Social support is known to have a strong influence upon health outcomes and psychological well-being. Studies have consistently found social support to aid in preventing negative health outcomes in times of duress, often referred to as the Social Support Buffering Hypothesis [1, 7, 12]. However, social support may play different roles in different cultures. For example, a study analyzing HIV-positive Latinas’ positive and negative coping styles concluded that those individuals who utilized positive coping styles, such as obtaining social support, were found to consume fewer cigarettes and less alcohol, and showed greater adherence to their HIV medication [26].

Social support has also been found to be a protective factor against risky sexual behaviors. Research has shown that low social support places young females at higher likelihood of engaging in sexual behaviors which put them at risk for STIs, especially HIV [14]. The association between social support and risk behaviors may be direct or indirect. For example, one study found social support to be directly associated with substance abuse and indirectly with risky sexual behaviors [19]. The same indirect relationship may be present in this study since there was a direct link between social support and ethnic identity and ethnic identity has been demonstrated to be associated with HIV risk behaviors [29].

In terms of ethnic identity subscales, the changing environment in which one lives may be another contributor to ethnic identity explore. In the present study, the primary predictor of ethnic identity explore change was marital status, suggesting that social support is built into marital status, requiring that singles seek support from their community. A recent study by Phinney [21] explains that ethnic identity exploration in emerging adults is affected by the stability of their surrounding environment [21]. Phinney posits that if one resides in a constantly changing environment, this may influence one’s level of ethnic identity explore [21]. This phenomenon seems to be applicable to the migrant worker sample examined in this study; they live with unstable housing and employment, and their ethnic identity was found in this study to change over time.

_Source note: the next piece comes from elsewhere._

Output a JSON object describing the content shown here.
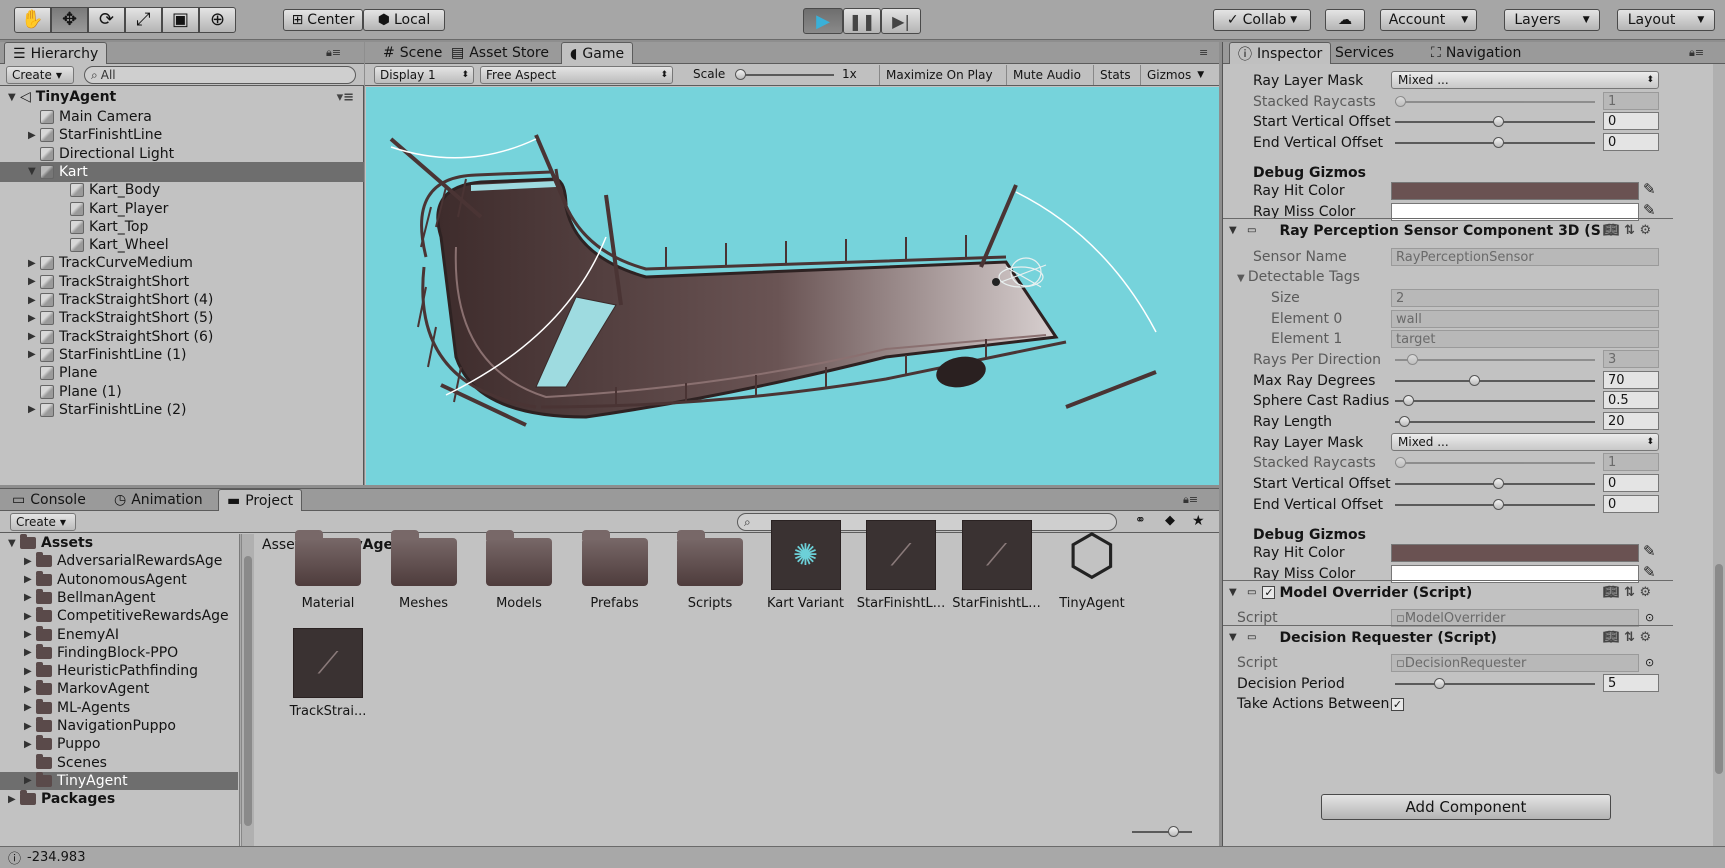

It is important to consider certain study limitations when interpreting outcomes from this study. First, the data reported were self-reported, therefore potentially increasing bias and may not be as accurate as other forms of reporting. It is also important to note that there was a minimal difference found between ethnic identity from baseline and 6-month follow-up period, possibly a result of error. Finally, although longitudinal research on ethnic identity and support among Hispanic migrant workers is valuable and unprecedented, the time period over which the data were analyzed was relatively short. It is possible that a longer follow-up period would have led to additional findings.

Conclusion

Future studies on the link between ethnic identity and social support among migrant workers may be helpful in reducing HIV risk. Research should be conducted over a longer period of time to better assess this relationship and possible factors to reduce HIV risk behaviors. Culturally sensitive HIV/STI prevention interventions have been beneficial among ethnic/minority groups, and future intervention research may be enhanced if culturally sensitive indicators such as ethnic identity are included. It has also been found that including concepts that are familiar to one’s ethnic background can be beneficial. Ethnically familiar context was included and implemented in the HIV risk reduction intervention used in the parent study. The low wages, difficult employment situations, and other stressors in the environment of migrant workers make them highly vulnerable to engaging in unhealthy and risky behaviors as coping mechanisms [13]. Future research should be geared toward improving the quality of health and reduction of HIV and other risks experienced by this marginalized community.